What’s really going on when you want more money, success, health, fulfillment, and it’s just not showing up? I mean, sure, it can be due to lack of focus or strategy or some bad habits, but, in my work, which is getting people to their physical, mental, and emotional best, I found very often it’s something so much more protective, primal and subconscious, which I’ll explain using three clients whose names I’ve changed.
Let’s start with Claire, CEO, top of her field. She’s been climbing the corporate ladder for 25 years, eats, lives, breathes her work. And, one day, she feels a restlessness. She can’t quite put her finger on it, so she decides to relieve some stress by going back to the gym. After a few weeks, she’s got lots more energy, lots more clarity, and this is when it hits her how unfulfilling it’s been to climb the corporate ladder in a field she chose just to please her parents. She starts dreading going to work.
Questions come up, like: Well, what else would I do? This is all I’ve ever known, I’ve given up everything for this. Now what? Too confronting, it’s too overwhelming. She doesn’t even realize she’s doing it, but she stops going to the gym, and sabotages her success.
Next, take Margo, who, for the last 10 years, has been balancing her job, her marriage, her kids. She’s exhausted. She gets up early to go to work, get everyone ready for their day, goes to work, comes home, makes dinner, cleans up, and passes by her husband to crash in bed, as he’s just sitting there watching TV on the living-room couch. She feels so empty, overweight, overwhelmed, exhausted, unhappy, unfulfilled, so she decides to start eating a little bit healthier to get her energy back up, get the weight off. She cuts out the sugar and her afternoon lattes. After a couple of weeks, her clothes are fitting much better, she’s got lots more energy. And this is when it hits her: that the lack of confidence she had with the extra weight on had her play small.
She settled for a job she never liked; she also realizes she’s grown apart from her husband. She’s feeling things like: Is this all there is? I feel so unloved, feel so unappreciated. She’s worried if she keeps feeling these things, will she want to leave her job, will she want to leave her husband. It’s too big of a risk, it’s too scary. So she doesn’t even realize why she’s doing it. She goes back to the sugar and the lattes, and sabotages her success.

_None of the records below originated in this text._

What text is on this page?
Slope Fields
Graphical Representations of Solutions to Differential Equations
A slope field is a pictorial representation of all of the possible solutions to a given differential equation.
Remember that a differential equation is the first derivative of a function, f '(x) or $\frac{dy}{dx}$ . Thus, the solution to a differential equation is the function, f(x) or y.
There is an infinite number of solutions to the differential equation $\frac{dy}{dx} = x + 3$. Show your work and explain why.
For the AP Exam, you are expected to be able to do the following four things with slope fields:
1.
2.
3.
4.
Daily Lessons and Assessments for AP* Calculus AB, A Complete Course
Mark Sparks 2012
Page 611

And finally, take Greg, who for the last 20 years has been meeting up with his buddies every week, where they get together, grab a beer, and complain about their jobs and their wives. And one day it hits him: “You know, there’s got to be something more than this.” So Greg decides to do some personal development work. He starts watching a few TED Talks.
After a couple weeks, he’s becoming inspired. He’s learning how he’s growing, and he realizes it’s not fun to complain about his job anymore, especially without a plan to do something about it. When he sees his friends, of course, he wants to talk to them about it. He’s all lit up, he wants to share what he’s learning, secretly he’s hoping to inspire them too. Instead, they just make fun of him and his new ways.
As they do, this is when Greg realizes he’s outgrown them. He has less and less in common with them, and he feels torn. He’d have to explain way too much if he stops meeting up with them each week. So he doesn’t even realize why he’s doing it. But he stops with all the personal development work. And when he meets up with them now, he’s drinking more than he was before, sabotaging his success.
So why do we sabotage ourselves, and what could possibly be the benefit? Change is scary, creates a new awareness, new perspective, poses a huge threat to what’s been so comfortable and familiar, even if what’s been so comfortable and familiar stinks. You know, it can almost feel like you’re facing a death. No matter which way you turn, you either face the death of what you just learned you want, or you face the death of who you’ve been, now that you’re ready to become someone new. As if this weren’t bad enough, with all this stress, you’ve ignited the stress response, creating this cascade of stress-related symptoms and illnesses, conditions, even disease.
You know, it’s so much easier to sabotage yourself and just go numb through either drugs, alcohol, work, food, TV. You just want to keep the feelings down, but they just keep coming back up again. Going back to what you know, sabotaging your success, feels like and seems like the much better option. I mean, yes, it keeps you small, but you also feel it keeps you safe because your head is spinning with ideas like: Will these changes lead me to lose my friends, my job security? Will you hear how selfish or crazy you are? Will you have to deal with judgment or criticism at the same time you’re dealing with your own self-doubt about what you’re up to? These are good questions. Thinking is hard.
Being honest about what you want is hard. Change, that’s even harder. You heard change could be great and look something like this. But all you can picture is something like this. Because these changes could impact so much, create such a snowball, such a domino effect, you’d do everything you can to make the feelings go away.